Monica Guerritore
Ascoltando i vostri interventi, sto trovando finalmente le risposte a tantissime domande che mi pongo continuamente. Quello che posso dire io, portando il punto di vista della platea, della società civile, è che la complessità e il caos dell’epoca in cui viviamo creano un grande disorientamento nelle persone. Di conseguenza, la risposta più semplicistica che viene offerta, e che rischia di fare breccia, è sempre la stessa: quella dell’uomo solo al comando che dice ”ci penso io, faccio io e vi tolgo il problema”. Questa è la scorciatoia che ci viene propinata.
Ma la cosa fondamentale che voi giornalisti, i costituzionalisti e tutte le persone che si impegneranno da qui alle prossime elezioni dovete fare, è esattamente ciò che ha appena suggerito Gherardo Colombo: riuscire a far percepire il pericolo attraverso le parole giuste. C’è una differenza profonda tra l’analizzare il momento in cui viviamo e il farne percepire l’importanza e la gravità reale.
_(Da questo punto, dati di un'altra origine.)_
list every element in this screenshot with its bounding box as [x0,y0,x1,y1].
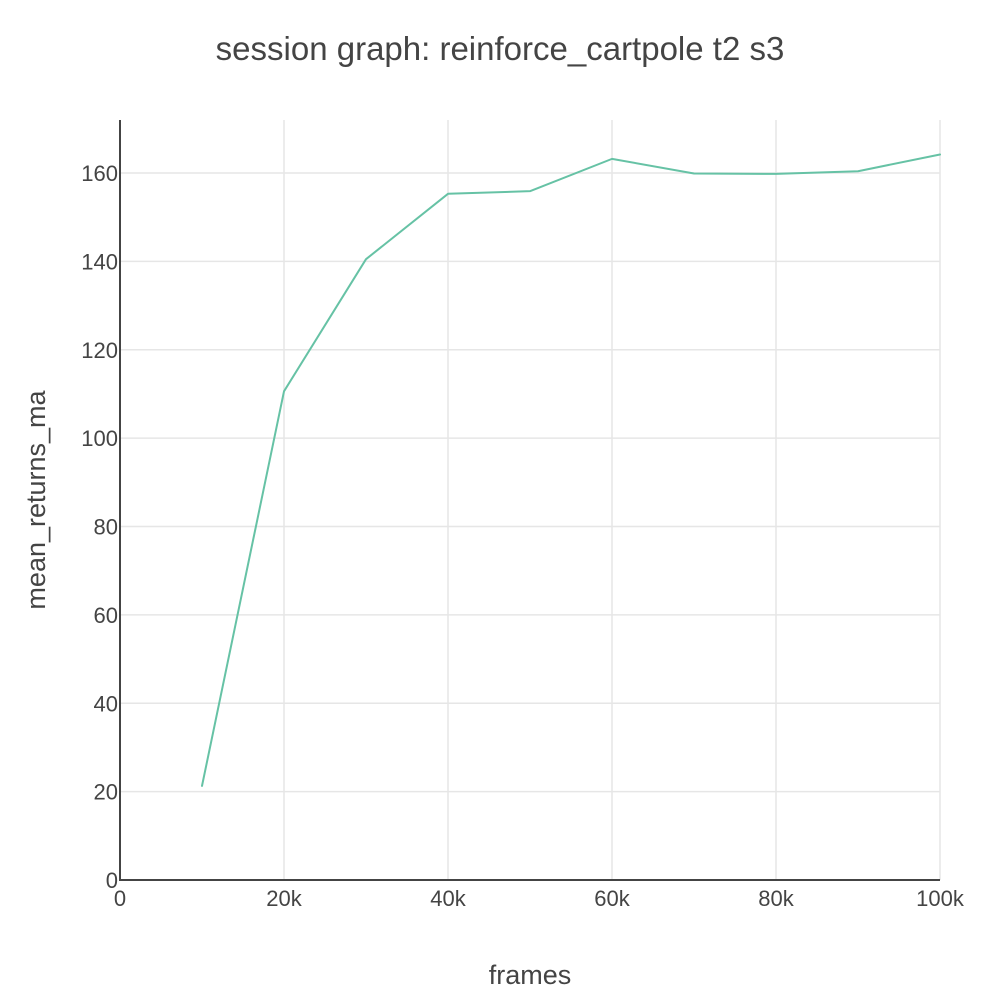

Noi l’analisi la facciamo già tutte le sere, passivamente, guardando i vostri talk show in televisione; ma ciò che dobbiamo trasmettere oggi è la consapevolezza del rischio, la sana paura di quello che potrebbe accadere. Dobbiamo svelare che dietro questa riforma c’è una strategia precisa, una strategia che punta ad arrivare alla donna sola al comando per scavalcare la democrazia parlamentare.
A che cosa deve servire tutto questo? Deve servire a lanciare un messaggio forte ai ragazzi: ”Abbiamo bisogno di voi”. Le forze dell’opposizione, le forze del campo largo, in un modo o nell’altro devono trovare la strada per accogliere e candidare le nuove generazioni, affinché i giovani possano entrare in Parlamento, occupare quei posti e difenderli, senza farsi spazzare via da un premio di maggioranza abnorme e pericoloso. Se i cittadini e i giovani si muoveranno in massa, se saremo in tanti a presidiare le istituzioni, la maggioranza non riuscirà a portare a compimento questo disegno.